Erneut mahnte der SPD-Chef, es gebe Grenzen dafür, wie viele Menschen Deutschland aufnehmen könne. Den Begriff "Obergrenze" umging er diesmal und sagte stattdessen, entscheidend sei "das Maß, in dem wir fähig und in der Lage sind, den Zusammenhalt aller zu sichern".
Gabriel lehnt Steuersenkung ab
Die vom Finanzminister angekündigte Steuerentlastung lehnte Gabriel klar ab. Denn diese summiere sich zusammen mit anderen Versprechen auf 40 Milliarden Euro. "Mal ganz offen, wer soll das eigentlich glauben?" Notwendig seien die gezielte Entlastung von mittleren und kleinen Einkommen und Investitionen in die Volkswirtschaft, auch um Kitas und das Bildungssystem angesichts der hohen Flüchtlingszahlen zu stützen.
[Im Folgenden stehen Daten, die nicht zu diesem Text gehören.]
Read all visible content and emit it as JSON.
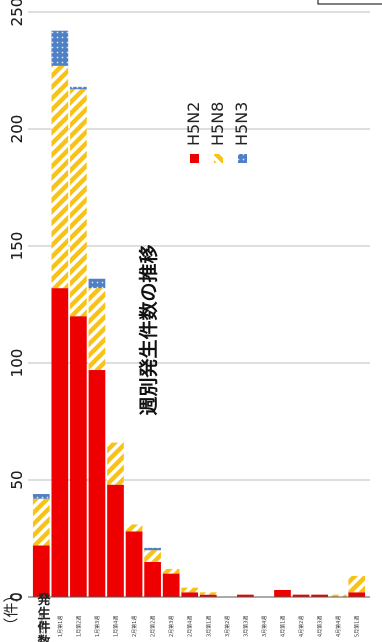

Um etwa Alleinerziehenden zu helfen, böten sich laut Gabriel Entlastungen bei den Sozialabgaben eher an als bei den Steuern. Schäuble und Unionsfraktionschef Volker Kauder hatten den Spielraum für Steuersenkungen nach der Bundestagswahl 2017 auf jährlich 15 Milliarden Euro beziffert. Zu Entlastungen sagte Gabriel, man solle diese nicht vor Wahlen ankündigen, "sondern wenn möglich vor Wahlen machen". Der Minister warnte, dass unhaltbare Wahlversprechen den Rechtspopulisten weiteren Nährboden böten.